Il tira de son sous-main et montra, recollé bout à bout, le puzzle accusateur.

— Compliments ! fit-elle.

— Ce qui te manque, et ce qu’elle te propose, n’est-ce pas, — car ce n’est pas seulement une belle, mais une bonne âme, — c’est une petite visite à Vaucresson ? Hein ? c’est ça ?

— C’est ça.

Il se leva, du même élan rageur qu’il avait eu, l’autre dimanche, pour l’entraîner hors du Vert-Logis. Mais cette fois, il la saisit par le poignet et la secoua.

— Brute ! brute ! gémit-elle… Eh bien ! oui ! Paris me manque, et Vaucresson… et même Blanchet, si ça peut te faire plaisir !…

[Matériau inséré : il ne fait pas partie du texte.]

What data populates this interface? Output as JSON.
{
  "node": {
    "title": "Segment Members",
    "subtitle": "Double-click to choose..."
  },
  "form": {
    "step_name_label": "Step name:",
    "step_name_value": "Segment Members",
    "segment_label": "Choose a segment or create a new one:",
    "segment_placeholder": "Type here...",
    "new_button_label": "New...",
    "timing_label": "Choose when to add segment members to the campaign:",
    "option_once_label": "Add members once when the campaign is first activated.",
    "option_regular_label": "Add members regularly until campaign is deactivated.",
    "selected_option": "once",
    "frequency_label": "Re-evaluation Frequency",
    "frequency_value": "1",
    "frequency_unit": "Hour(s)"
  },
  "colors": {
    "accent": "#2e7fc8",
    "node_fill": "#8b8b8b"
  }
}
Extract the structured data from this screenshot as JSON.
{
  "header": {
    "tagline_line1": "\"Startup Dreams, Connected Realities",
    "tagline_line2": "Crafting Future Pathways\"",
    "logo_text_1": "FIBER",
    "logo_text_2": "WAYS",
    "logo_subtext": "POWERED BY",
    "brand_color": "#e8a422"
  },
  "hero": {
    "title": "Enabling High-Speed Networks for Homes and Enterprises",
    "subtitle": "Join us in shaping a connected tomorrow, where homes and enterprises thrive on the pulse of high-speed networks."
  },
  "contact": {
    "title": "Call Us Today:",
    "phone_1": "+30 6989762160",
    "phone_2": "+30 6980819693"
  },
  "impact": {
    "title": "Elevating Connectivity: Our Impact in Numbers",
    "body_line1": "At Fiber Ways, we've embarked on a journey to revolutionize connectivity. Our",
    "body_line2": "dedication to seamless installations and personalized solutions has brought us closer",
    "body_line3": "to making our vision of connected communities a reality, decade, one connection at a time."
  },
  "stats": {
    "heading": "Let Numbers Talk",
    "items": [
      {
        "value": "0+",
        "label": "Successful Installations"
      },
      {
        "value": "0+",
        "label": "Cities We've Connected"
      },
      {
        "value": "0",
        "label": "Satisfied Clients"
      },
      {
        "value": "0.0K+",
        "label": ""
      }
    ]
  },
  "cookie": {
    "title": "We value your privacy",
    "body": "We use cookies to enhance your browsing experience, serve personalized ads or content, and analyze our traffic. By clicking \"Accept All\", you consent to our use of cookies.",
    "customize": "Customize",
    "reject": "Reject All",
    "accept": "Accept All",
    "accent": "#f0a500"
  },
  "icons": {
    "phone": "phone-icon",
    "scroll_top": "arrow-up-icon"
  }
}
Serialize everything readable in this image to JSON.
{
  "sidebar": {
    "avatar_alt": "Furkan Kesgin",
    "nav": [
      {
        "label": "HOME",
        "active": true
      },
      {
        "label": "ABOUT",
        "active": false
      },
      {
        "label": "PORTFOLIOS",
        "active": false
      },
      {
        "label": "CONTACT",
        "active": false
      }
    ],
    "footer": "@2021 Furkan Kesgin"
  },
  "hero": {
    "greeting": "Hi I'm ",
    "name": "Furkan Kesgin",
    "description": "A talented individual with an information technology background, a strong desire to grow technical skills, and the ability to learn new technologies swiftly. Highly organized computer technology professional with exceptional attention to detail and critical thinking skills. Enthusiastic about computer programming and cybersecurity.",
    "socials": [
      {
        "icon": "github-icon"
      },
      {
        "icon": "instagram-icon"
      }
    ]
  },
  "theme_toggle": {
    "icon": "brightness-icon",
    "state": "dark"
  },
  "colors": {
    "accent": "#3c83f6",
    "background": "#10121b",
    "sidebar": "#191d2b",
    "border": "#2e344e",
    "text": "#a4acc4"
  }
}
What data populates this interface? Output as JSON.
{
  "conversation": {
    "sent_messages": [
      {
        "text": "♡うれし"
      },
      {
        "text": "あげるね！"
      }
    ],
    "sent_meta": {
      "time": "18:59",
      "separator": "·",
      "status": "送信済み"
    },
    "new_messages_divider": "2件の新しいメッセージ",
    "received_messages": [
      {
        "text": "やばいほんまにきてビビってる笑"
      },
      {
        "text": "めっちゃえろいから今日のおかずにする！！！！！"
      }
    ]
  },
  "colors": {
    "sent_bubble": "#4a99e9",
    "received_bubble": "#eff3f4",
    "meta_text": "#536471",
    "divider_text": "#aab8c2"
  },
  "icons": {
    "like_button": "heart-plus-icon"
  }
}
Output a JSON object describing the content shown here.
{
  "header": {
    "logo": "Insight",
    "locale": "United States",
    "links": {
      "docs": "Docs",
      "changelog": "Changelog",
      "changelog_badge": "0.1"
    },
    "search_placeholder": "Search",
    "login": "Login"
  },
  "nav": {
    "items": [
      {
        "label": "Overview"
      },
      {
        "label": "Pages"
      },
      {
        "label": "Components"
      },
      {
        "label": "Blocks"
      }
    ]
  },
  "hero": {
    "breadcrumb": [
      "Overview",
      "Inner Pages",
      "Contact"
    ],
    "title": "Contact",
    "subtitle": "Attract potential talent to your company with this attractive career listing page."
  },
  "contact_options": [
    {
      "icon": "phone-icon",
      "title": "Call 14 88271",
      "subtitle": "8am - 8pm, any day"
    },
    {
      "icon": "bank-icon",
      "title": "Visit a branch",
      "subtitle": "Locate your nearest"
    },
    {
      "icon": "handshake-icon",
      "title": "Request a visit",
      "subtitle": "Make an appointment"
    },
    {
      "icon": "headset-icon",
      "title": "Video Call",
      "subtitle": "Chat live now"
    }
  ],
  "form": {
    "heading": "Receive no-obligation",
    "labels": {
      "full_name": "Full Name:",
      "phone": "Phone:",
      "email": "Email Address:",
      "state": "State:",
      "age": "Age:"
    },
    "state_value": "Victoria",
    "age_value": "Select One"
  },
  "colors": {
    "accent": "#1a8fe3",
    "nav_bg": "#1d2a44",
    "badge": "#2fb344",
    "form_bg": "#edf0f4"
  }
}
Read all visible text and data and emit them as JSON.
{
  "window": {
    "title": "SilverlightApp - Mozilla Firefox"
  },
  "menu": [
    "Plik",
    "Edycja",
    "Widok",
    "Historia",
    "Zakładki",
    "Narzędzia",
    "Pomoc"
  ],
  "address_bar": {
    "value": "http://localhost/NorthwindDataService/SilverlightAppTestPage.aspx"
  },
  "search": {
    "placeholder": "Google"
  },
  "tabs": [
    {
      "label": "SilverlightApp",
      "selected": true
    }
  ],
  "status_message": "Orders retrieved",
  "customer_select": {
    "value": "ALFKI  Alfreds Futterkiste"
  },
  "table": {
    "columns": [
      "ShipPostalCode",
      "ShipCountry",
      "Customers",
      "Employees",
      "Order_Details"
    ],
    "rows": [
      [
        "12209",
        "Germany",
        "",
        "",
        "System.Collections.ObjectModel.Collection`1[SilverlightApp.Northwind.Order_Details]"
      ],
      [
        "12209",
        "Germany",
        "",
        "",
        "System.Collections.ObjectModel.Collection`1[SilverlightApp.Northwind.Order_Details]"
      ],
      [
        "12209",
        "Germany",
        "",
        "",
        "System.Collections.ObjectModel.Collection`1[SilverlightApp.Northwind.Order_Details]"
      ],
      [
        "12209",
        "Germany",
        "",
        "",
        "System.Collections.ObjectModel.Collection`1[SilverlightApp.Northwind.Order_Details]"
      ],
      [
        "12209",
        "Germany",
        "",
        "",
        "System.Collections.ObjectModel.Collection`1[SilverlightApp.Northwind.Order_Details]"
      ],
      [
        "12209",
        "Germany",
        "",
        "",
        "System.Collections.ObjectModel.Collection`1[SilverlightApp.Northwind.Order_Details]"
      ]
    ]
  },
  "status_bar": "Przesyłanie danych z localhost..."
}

Elle comparait, involontairement, à la face bilieuse et barbue, avec son regard assassin et sa mâchoire dure, le visage noble et fin que Régis lui-même avait devant elle campé, et qui, au contraste, dans la nuit où elle se déballait, lui parut lumineux, comme une naissance de jour.

— Lâche-moi !

— Jamais…

Il l’avait poussée loin de la porte, contre le mur. Insensible aux coups dont elle le frappait, il la maintenait par les épaules. Il criait en même temps :

— Tu avoues, hein ?… Je le savais… Tu n’as jamais été qu’une roulure.

Elle se dégagea, d’une secousse désespérée. Il la vit déjà partie, perdue. Alors la rage le transporta. Il dégorgea la sanie qui l’étouffait :

— Vous étiez faits pour vous entendre. Une putain et un maquereau !…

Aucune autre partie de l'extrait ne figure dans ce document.